Having grown up in the countryside, I really love nature, so I decided to specialise in making natural products

“These institutions were unable to bypass the laws or regulations around guarantees to grant me a loan. I tried to convince them by showing them samples of my work, but nobody would help me. So instead, I pulled together 20 JOD (US$28) to buy the basic materials so that I could continue producing from home.

“Having grown up in the countryside, I really love nature, so I decided to specialise in making natural products. I now have a wide range of products including oils, vinegars and beauty products which all have completely natural ingredients. Recycling is also really important to me and I recycle some of the waste oils and convert them into soaps and cleaning materials. I also recycle cartons and unwanted paper for packaging my products – not only is this cheaper but it also helps the environment.

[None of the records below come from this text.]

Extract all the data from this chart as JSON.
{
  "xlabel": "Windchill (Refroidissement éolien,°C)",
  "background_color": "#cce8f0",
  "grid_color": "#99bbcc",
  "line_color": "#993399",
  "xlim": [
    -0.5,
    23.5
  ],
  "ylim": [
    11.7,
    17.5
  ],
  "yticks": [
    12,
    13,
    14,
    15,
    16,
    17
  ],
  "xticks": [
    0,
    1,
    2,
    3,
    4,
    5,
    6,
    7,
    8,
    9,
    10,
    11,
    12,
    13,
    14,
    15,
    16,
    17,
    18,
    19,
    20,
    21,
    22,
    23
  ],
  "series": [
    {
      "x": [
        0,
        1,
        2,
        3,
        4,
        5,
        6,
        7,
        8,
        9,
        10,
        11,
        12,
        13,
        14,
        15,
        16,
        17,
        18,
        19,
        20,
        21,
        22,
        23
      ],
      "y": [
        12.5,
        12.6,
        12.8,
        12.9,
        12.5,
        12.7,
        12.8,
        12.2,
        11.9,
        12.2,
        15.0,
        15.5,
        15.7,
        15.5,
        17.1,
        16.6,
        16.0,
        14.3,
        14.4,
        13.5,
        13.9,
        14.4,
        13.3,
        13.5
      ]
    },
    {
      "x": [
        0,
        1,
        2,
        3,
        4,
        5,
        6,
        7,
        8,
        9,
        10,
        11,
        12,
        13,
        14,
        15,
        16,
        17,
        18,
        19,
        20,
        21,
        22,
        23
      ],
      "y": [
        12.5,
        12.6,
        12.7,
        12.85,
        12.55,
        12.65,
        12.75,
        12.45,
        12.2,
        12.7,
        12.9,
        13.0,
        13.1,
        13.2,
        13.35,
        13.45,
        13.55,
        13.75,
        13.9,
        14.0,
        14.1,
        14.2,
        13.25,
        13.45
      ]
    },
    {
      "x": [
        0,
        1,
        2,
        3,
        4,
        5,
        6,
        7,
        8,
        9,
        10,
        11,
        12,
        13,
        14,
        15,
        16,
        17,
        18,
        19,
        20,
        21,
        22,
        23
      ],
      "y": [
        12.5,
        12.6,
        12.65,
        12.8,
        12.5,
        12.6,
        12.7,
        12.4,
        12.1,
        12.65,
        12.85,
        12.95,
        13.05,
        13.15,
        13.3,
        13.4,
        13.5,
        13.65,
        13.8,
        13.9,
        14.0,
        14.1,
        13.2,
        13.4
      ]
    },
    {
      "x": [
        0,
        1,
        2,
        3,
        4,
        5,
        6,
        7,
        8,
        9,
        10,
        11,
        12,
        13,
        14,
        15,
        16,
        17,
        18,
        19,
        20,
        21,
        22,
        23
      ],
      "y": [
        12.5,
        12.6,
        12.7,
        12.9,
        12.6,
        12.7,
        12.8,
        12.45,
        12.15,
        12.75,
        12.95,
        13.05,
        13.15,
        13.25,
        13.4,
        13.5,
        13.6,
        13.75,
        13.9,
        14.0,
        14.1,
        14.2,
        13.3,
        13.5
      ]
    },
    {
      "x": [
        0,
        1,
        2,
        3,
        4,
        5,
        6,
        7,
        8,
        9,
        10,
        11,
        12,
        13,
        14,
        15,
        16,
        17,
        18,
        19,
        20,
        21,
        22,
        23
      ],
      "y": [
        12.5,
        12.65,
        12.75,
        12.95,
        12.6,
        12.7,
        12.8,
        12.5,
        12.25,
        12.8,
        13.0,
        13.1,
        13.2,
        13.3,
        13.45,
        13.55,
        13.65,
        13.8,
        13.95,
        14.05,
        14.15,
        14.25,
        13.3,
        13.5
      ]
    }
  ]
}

As well as putting only natural ingredients in her products, Bara’a makes use of leftover oils in soaps and cleaning materials

“People started noticing my business success even while I was still at university and I won a number of awards. These enabled me to do some proper market research and gave my business a real boost and helped it to grow.

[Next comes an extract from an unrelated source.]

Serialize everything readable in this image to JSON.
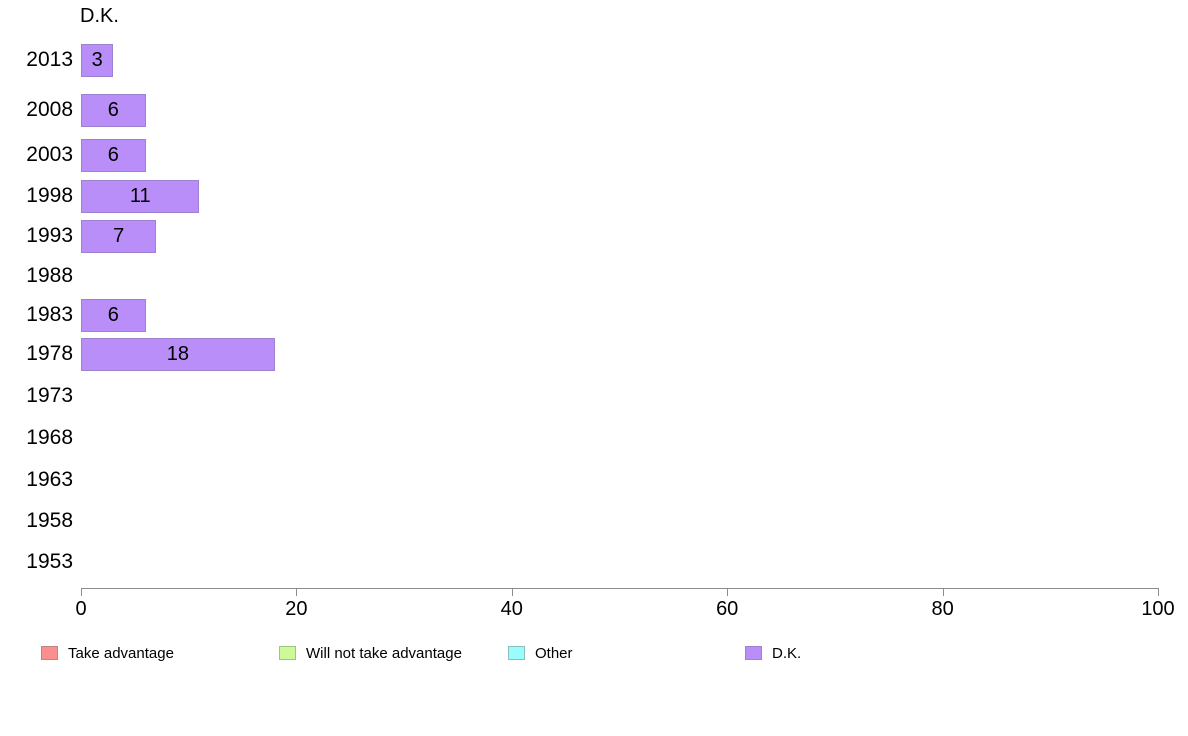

“Soon after, the banks started to take me seriously and I secured a loan of 5000 JOD (US$7000) from the Agricultural Credit Fund. They were very lenient with me, especially since I was an award-winner, and because my project had already started. These factors helped to give them confidence in my project. Because they are originally a governmental institution, they have the authority to give loans for developing projects like mine. The loan they gave me is now enabling me to turn my small project into a factory and I will pay it back over five years.

“The banking world is still very male dominated. I would love to see them involving women in developing services and products. There are plenty of women in Jordan with financial skills and knowledge. I can assure you having women on board will make a difference. Because we know the barriers we face every day. We know what we need. But most importantly, we know what we can achieve.”

Having seen my business success, my father now has a totally different view of me. He is proud of all that I have achieved

Through Care, Bara’a received training, support and a grant for her business and is now the proud owner of a small factory. She sells her products in salons, shops, bazaars and online.

“Now, I have many other young women coming to me asking for advice and motivation,” she says. “I tell them that they should love what they do. I have also set up an association with my friends, which focuses on empowering Jordanian women in work.

“Having seen my business success and all the awards I have won, my father now has a totally different view of me. He is proud of all that I have achieved. I have learned so much from my mother: she is what motivates me. I learnt from her how to gain respect and break community constraints.

“In the future I want to finish my MBA and integrate science into my work using natural Jordanian resources, I want to diversify and grow my products. I want to really distinguish myself in the industrial sector and put my mark on it. But I don’t see value in personal success. Success is having a positive impact on my community.”